Film festival in Bristol, England

== History ==
Slapstick Festival is an annual celebration of silent, visual and classic film comedy held every year in Bristol, Southwest England. It is an annual event that is dedicated to showcasing silent visual and classic comedy. It features rare, archived films from around the world. The festival aims to source original film prints and present them, accompanied by live improvised music. These events take place in key venues in Bristol, such as The Bristol Old Vic, The Bristol Beacon, and The Watershed.

Since 2009, the festival has awarded the Aardman Slapstick Awards, which were developed in 2008. Notable recipients include Eric Sykes, Ken Dodd, and French and Saunders.

== Awards ==

=== Aardman Slapstick Comedy Legend Award ===
Slapstick Festival presents this award in collaboration with Aardman Animations. Winners are selected by a panel of comedy heroes, previous recipients and festival patrons. This award is dedicated to honouring contemporary comedians who have left an lasting mark on the realm of onscreen and live comedy. The trophy itself, featuring the beloved Aardman character Morph is sculpted by Aardman's model shop to capture the essence of the awardee.

Past winners:

- 2013: June Whitfield
- 2014: Barry Humphries
- 2015: Barry Cryer
- 2016: Ken Dodd
- 2017: Dawn French and Jennifer Saunders
- 2019: Julie Walters
- 2024: Robert Lindsay
- 2025: Ben Elton
- 2026: Armando Iannucci

=== Aardman Slapstick Visual Comedy Award ===
Created to recognise the excellence of comedians and film makers in the field of visual comedy. The award is a Morph sculpted to resemble the recipient.

Past winners:

- 2009: Eric Sykes
- 2010: Michael Palin
- 2011: The Goodies
- 2012: Pierre Étaix
- 2015: Vic Reeves and Bob Mortimer
- 2016: Michael Crawford
- 2024 Terry Gilliam

=== Slapstick Legacy Award ===
This award is given to performers and filmmakers who have created Slapstick and Visual comedy onscreen work worthy of mention alongside the original performers in early silent comedy.
- 2025: Ryland Brickston Cole Tews: Hundreds of Beavers
- 2024: Sylvester McCoy: Vision On, Dr Who, The Ken Campbell Roadshow
- 2023: Harry Hill: Harry Hill's Lonely Island (2021-2)
- 2022: Tiswas presented to Chris Tarrant, Sally James, Bob Carolgees and John Gorman
- 2021: Remy Archer & Tom Gaskin: Snake Oil
- 2018: The Young Ones
- 2017: Roy Hudd
- 2016: Steve Pemberton, Reece Shearsmith & David Kerr: A Quiet Night In
- 2015: Matt Lucas: Pompidou TV series (2014)
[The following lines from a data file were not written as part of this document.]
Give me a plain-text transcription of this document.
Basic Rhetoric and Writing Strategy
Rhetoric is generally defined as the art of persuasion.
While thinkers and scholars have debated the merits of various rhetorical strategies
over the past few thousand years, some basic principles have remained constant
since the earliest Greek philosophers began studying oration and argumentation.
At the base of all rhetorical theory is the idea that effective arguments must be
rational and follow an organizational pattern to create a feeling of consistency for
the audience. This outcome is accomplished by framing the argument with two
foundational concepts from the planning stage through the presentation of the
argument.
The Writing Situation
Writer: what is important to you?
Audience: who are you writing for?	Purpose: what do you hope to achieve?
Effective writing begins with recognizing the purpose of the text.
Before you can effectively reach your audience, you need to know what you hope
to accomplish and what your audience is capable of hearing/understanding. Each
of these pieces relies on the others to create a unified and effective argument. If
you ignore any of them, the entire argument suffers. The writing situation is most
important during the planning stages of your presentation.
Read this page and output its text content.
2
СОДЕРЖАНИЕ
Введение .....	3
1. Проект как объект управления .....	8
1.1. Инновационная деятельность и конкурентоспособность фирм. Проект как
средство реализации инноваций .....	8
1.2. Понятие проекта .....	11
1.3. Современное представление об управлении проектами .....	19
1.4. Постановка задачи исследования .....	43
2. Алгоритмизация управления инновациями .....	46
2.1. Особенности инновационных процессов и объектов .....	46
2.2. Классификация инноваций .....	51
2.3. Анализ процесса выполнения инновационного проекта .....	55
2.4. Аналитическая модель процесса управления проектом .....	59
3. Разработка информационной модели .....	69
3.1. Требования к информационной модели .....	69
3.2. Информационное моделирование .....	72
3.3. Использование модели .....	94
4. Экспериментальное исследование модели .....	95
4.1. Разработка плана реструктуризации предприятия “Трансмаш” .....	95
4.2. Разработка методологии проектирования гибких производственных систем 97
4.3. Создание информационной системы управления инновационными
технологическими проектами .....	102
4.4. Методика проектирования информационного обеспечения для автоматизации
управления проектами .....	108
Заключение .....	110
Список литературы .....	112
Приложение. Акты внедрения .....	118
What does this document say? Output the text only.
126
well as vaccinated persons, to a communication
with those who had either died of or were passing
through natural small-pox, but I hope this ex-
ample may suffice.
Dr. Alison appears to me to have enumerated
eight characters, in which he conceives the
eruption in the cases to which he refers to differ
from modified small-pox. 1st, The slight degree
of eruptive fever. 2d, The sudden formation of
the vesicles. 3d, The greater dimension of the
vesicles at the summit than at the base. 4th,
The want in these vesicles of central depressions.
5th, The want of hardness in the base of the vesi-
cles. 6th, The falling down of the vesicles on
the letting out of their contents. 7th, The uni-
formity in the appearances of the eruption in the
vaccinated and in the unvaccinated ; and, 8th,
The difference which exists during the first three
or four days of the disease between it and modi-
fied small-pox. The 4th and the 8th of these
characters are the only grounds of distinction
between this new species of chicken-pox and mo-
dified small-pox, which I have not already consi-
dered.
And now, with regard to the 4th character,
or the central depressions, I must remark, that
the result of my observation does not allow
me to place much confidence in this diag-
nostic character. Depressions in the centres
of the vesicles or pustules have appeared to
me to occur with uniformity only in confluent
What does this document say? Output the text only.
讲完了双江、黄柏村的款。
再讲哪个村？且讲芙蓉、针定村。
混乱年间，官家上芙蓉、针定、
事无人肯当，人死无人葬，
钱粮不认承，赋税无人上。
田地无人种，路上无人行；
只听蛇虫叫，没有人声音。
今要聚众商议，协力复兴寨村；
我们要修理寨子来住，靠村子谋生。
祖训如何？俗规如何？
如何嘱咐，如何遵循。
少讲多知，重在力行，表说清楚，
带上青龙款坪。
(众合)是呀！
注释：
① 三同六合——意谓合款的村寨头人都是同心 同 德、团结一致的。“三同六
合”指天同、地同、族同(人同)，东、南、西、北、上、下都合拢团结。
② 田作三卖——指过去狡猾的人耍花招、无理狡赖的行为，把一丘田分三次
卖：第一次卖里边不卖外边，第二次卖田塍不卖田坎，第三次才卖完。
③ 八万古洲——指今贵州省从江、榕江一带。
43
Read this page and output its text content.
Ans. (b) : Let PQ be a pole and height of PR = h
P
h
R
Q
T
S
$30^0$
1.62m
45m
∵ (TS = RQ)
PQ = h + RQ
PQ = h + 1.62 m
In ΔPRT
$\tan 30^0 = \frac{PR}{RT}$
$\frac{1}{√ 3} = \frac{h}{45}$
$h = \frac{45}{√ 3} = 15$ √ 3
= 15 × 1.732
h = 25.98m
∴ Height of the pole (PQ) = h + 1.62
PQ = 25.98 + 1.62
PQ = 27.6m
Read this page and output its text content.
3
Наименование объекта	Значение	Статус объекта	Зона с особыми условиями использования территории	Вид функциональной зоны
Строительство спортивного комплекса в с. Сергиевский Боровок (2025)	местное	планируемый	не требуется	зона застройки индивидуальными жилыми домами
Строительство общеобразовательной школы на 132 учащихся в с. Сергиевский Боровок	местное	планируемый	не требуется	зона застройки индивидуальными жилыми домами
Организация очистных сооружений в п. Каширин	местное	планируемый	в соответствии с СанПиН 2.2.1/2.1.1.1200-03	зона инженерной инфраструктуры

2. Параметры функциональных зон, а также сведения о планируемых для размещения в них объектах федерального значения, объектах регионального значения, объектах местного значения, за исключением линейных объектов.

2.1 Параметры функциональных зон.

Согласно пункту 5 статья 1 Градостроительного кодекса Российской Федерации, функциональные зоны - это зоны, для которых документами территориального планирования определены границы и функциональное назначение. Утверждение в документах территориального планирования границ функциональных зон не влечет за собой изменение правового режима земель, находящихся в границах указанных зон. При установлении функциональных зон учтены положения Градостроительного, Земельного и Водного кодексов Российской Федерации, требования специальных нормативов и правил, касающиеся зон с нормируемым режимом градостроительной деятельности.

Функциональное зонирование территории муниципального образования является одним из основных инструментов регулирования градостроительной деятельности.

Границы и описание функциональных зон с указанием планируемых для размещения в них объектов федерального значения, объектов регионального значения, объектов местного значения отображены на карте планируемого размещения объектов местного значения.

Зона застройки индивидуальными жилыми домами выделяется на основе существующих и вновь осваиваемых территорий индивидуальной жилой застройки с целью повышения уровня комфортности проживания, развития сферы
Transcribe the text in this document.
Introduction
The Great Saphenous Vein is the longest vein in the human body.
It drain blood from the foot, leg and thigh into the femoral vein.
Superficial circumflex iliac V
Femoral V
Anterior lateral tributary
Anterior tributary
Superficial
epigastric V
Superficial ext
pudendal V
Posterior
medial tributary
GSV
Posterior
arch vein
== Musical Accompaniment ==
The Slapstick Festival is committed to presenting silent films and classic comedies as they were originally experienced. Every silent film screening is accompanied by live music, with pianists improvising scores to match the mood of each film. Additionally, the Slapstick Silent Comedy Gala at Bristol Beacon features live orchestral scores.

Regular musicians include Günter A. Buchwald, John Sweeney, Stephen Horne, and others.